I do wonder though what the long term effects of using ultrasonics and bubbles to “wedge” open the blood brain barrier would be? (Make it more permeable, less permeable, who knows?)
Indeed, assuming it has any lasting effect at all. Which they seem to think it won’t, almost back to normal in an hour, entirely in a day or so it seems. Though either way if you have something like cancer that is killing you NOW potential further problems LATER are still worth the risk – where there is life there is hope.
Hi, There are no consideration of long term effect cause by a treatment of glyoblastoma. Médium survive is few years after diagnosis.
I understand that the potential long term effects compared to the ability to treat a cancer make it a no brainer (no pun intended) for treatment, but if it is successful then it will probably be applied to other diseases. It sounds promising, just want to know the long term effects if it’s applied more broadly.
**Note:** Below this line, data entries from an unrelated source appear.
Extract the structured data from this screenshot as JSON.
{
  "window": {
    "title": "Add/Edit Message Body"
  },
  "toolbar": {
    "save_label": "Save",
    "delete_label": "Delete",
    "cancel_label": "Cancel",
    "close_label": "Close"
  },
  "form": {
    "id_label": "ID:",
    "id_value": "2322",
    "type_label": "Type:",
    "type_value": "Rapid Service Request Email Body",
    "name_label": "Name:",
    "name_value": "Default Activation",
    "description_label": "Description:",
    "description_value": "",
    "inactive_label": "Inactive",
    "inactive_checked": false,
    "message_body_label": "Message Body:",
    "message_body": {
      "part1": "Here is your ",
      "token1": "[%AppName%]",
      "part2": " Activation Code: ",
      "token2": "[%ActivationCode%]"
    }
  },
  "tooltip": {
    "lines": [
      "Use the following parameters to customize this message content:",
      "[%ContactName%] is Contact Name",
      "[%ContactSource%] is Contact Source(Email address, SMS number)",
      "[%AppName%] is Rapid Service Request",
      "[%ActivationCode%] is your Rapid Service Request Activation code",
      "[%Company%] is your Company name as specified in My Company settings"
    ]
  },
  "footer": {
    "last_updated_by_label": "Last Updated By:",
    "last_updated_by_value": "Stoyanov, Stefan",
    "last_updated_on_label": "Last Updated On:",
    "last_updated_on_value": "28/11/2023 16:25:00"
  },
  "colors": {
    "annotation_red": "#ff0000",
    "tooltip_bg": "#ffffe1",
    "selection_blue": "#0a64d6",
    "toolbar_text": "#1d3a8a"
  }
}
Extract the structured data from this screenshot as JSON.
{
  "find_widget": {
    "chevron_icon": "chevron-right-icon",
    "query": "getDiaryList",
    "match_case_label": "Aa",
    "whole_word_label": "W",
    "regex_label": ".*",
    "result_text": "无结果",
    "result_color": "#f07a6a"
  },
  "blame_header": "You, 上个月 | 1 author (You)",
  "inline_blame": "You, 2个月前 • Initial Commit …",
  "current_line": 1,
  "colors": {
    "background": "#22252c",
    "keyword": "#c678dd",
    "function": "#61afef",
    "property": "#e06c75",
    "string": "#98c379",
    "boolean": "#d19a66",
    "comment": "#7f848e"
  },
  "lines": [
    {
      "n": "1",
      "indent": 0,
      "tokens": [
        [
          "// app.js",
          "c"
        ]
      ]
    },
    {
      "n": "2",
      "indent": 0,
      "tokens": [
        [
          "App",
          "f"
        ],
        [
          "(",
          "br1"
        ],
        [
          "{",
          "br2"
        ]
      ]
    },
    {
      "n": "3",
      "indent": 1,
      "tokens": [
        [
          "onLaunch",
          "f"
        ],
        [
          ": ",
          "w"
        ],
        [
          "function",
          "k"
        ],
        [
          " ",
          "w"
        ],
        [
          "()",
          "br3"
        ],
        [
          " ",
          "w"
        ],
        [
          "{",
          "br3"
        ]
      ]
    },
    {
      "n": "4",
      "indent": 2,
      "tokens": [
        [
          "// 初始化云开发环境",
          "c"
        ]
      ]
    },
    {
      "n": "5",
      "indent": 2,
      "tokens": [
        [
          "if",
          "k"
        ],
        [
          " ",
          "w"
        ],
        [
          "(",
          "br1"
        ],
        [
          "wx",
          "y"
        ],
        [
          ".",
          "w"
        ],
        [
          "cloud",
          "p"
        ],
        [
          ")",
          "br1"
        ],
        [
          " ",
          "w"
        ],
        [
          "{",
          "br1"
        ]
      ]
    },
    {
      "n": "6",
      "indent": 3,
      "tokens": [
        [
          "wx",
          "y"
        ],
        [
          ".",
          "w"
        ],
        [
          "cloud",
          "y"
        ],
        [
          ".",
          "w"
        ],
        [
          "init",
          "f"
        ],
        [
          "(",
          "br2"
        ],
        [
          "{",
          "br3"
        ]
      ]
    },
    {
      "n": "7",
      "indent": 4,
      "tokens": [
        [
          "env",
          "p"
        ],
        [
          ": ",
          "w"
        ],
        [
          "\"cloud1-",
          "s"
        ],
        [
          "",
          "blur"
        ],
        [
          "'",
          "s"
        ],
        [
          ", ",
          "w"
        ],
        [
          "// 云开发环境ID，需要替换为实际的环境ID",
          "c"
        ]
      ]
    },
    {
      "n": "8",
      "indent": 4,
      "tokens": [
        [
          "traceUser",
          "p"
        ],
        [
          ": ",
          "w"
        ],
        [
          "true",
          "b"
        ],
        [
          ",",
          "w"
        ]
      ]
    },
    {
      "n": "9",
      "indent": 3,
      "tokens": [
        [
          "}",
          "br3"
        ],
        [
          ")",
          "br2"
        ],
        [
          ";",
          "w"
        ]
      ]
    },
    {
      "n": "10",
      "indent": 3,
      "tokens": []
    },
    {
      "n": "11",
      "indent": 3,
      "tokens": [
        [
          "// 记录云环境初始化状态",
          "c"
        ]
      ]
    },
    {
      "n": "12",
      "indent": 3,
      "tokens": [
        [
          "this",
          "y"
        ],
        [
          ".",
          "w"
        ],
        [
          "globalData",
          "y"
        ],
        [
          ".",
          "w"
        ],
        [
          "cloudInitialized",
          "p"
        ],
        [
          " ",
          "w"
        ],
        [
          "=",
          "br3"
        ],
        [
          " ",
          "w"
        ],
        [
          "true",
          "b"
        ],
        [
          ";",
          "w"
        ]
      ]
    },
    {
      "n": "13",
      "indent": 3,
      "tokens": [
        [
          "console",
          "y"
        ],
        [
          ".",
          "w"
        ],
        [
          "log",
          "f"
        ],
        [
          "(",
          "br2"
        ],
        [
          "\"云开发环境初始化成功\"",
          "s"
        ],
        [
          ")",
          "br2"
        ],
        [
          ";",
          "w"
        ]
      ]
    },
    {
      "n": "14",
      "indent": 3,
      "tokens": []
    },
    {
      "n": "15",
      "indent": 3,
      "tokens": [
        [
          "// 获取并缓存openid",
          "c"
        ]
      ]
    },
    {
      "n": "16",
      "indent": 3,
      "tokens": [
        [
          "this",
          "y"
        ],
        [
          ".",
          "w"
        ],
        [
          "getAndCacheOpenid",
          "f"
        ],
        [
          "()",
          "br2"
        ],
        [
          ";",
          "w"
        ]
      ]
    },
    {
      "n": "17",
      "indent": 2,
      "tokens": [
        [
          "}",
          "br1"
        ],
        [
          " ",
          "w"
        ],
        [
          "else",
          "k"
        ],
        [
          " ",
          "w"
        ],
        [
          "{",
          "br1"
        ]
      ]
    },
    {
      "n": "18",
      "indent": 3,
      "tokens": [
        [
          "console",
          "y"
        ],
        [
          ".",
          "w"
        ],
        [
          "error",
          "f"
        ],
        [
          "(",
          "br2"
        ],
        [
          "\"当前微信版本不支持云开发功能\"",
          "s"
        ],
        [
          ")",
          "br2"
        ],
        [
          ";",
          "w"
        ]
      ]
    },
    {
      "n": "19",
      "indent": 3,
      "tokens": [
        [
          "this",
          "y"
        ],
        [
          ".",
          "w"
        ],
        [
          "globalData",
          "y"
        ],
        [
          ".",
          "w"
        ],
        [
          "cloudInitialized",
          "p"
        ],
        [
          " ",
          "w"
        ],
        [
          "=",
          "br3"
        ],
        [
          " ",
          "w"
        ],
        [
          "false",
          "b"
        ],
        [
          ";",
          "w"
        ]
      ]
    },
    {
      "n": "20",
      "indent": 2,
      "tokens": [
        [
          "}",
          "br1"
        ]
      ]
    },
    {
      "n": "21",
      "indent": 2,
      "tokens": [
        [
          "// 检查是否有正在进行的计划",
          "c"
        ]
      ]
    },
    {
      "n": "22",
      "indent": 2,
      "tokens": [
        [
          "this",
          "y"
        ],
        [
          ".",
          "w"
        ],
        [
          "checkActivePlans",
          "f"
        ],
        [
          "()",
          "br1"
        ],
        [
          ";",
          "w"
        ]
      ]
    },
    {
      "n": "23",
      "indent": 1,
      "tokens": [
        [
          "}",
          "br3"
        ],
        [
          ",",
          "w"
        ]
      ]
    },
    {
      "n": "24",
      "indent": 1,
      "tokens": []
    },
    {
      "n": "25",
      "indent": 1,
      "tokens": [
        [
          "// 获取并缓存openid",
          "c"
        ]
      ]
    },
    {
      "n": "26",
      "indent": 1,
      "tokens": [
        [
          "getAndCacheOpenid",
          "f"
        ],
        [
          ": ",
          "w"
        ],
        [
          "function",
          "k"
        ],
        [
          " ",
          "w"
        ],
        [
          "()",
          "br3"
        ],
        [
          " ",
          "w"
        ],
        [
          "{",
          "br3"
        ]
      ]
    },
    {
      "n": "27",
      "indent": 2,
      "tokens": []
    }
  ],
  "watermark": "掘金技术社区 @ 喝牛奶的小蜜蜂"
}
Just remember to examine risks in context. E.g. (pick an arbitrary number) a 0.1% risk of eventual disability from a treatment that cured cancer would be a huge benefit for most cancers (injured beats dying), but unacceptable in a treatment for broken arms.
This is a major reason new treatments may first be available only to the terminally ill: they have the greatest need, and are the most likely to get more good than harm, if the treatments unexpectedly turn out to cause harm or have delayed effects.
There are processes in place to watch for long-term risks for new medications and treatments. Guaranteed more good than harm is standard.
In fact there’s the opposite question: whether (and how much and how many) beneficial treatments are delayed and discouraged by all the precautions. Resulting in lost lives and health that could have been saved but were not, due to excessive precautions.
Here, if there’s no known long-term risk — just people wondering “what if” (and it’s trivially easy to say “what if”) — I would just want to be sure appropriate testing would be done for the intended usage. Having been involved in medical software development, appropriate testing is definitely done.
I’m curious what frequencies were used in the study.
The previous single-emitter version (Sonocloud-1) used 1 MHz, at modest intensities.
The frequencies and intensities used here are within the range of ultrasound already used transcranially, through the intact skull. It’s not clear why they would need to cut open a chunk of the skull just to install the ultrasound transducer. It’s easy to get a substantial amount of ultrasound power into the brain even through the skull. It’s been easy for more than forty years.
And I’m curious what words I used in my reply that caused it to go into the mod queue.
“My brain? That’s my second favorite organ.” –Woody Allen (Yes, I know he’s not an exemplary human being, but the line is very funny)
This was also done in the Netherlands a year ago.
This technic exist (at least) since 2016 : (in french) https://presse.inserm.fr/tumeurs-cerebrales-pour-la-1ere-fois-des-ultrasons-rendent-permeables-les-vaisseaux-sanguins-pour-accroitre-la-diffusion-du-traitement/24277/
It’s the “blood/brain” barrier. What is a blood-brain? The center of consciousness for blood?